Prosthodontic Care at Goldstein Dental Center, Atlanta
Dr. Cary Goldstein has been a prosthodontist since 1986, when he completed his Certificate of Prosthodontics at the University of Southern California. He has been a Clinical Instructor in Oral Rehabilitation at the Dental College of Georgia since 1992, and was named Professor in 2010.
That teaching appointment is worth pausing on. When a dentist in Georgia learns how to approach a complex restorative case, there is a real chance they learned from Dr. Goldstein. That is a different kind of authority than practicing the specialty. It is the authority of someone who helped define how it is taught.
In 2020, he served as the President of the American Academy of Esthetic Dentistry, a peer-elected role in the field’s most selective professional organization. He has been named a Top Dentist by Atlanta Magazine every year from 2017 through 2026. He holds a Key Opinion Leader designation for several dental companies, works with attorneys across the East Coast as an Expert Witness on dental malpractice cases, and designed the Goldstein Crown Kit, an instrument still in use in dental practices today.
The standard described in the previous section is not aspirational here. It is the baseline.
If you are working through a complex dental situation and want to understand your options, Dr. Goldstein’s approach is to listen first and recommend second. Schedule a consultation and get a clear read on what your case actually requires.
Serving patients in Atlanta, Buckhead, and surrounding communities.
Frequently Asked Questions
What is a prosthodontist?
A prosthodontist is a dental specialist who completed four years of dental school followed by two to three additional years in an accredited postgraduate residency focused on the restoration and replacement of teeth. Prosthodontics is one of 12 specialties formally recognized by the American Dental Association, covering complex restorations, full-arch rehabilitation, implant-supported prosthetics, esthetic dentistry, and bite reconstruction.

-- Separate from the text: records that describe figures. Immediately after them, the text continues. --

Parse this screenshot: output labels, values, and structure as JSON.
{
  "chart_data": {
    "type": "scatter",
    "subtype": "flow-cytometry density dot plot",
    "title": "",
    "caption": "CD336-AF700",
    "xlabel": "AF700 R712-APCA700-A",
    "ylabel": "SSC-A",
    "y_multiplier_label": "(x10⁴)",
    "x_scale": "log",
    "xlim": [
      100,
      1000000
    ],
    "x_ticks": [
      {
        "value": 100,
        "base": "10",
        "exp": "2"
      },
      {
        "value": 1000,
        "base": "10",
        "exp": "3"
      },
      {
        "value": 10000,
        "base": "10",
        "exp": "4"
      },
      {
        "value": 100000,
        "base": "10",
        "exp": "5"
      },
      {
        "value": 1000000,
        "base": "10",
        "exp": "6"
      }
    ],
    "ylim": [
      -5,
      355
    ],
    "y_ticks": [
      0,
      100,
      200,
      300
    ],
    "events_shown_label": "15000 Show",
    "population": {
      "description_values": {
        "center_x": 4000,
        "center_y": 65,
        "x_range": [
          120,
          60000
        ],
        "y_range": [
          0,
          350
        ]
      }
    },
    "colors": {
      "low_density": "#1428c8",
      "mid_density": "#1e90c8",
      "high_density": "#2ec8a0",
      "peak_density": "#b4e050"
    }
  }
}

What does a prosthodontist do?
A prosthodontist diagnoses and treats cases that require the restoration or replacement of multiple teeth, full-arch rehabilitation, or complex bite reconstruction. This includes full mouth reconstruction, implant-supported dentures and bridges, treatment for severe tooth wear or bite collapse, and cases where prior dental work has failed and needs to be addressed at a structural level.
What is the difference between a prosthodontist and a dentist?
Both complete four years of dental school. A prosthodontist then completes a three-year accredited residency training specifically in complex restorations and full-arch rehabilitation, covering case types most general dentists encounter rarely. The difference is material when a case involves the whole bite, multiple missing teeth, or structural complexity beyond routine dental care.
Do I need a referral to see a prosthodontist?
No referral is required. Many patients arrive through a general dentist’s recommendation, but this is guidance, not a requirement. If you are researching providers for complex dental work and believe a prosthodontist is the right fit, scheduling a consultation directly is a reasonable first step.
Can a prosthodontist do cosmetic dentistry?
Yes. Prosthodontists routinely perform cosmetic work including veneers, crowns, and full-smile restoration. The distinction is that a prosthodontist’s training covers both the aesthetic and the structural. Cosmetic work done at this level is designed to hold up functionally over time, not just photograph well in the short term.
How many prosthodontists are there in the US?
Fewer than 3% of practicing dentists in the United States are prosthodontists. The specialty has limited residency program slots and demanding training requirements. That scarcity is part of why referrals happen: when a case exceeds general practice scope, most general dentists will refer to a prosthodontist rather than attempt it themselves.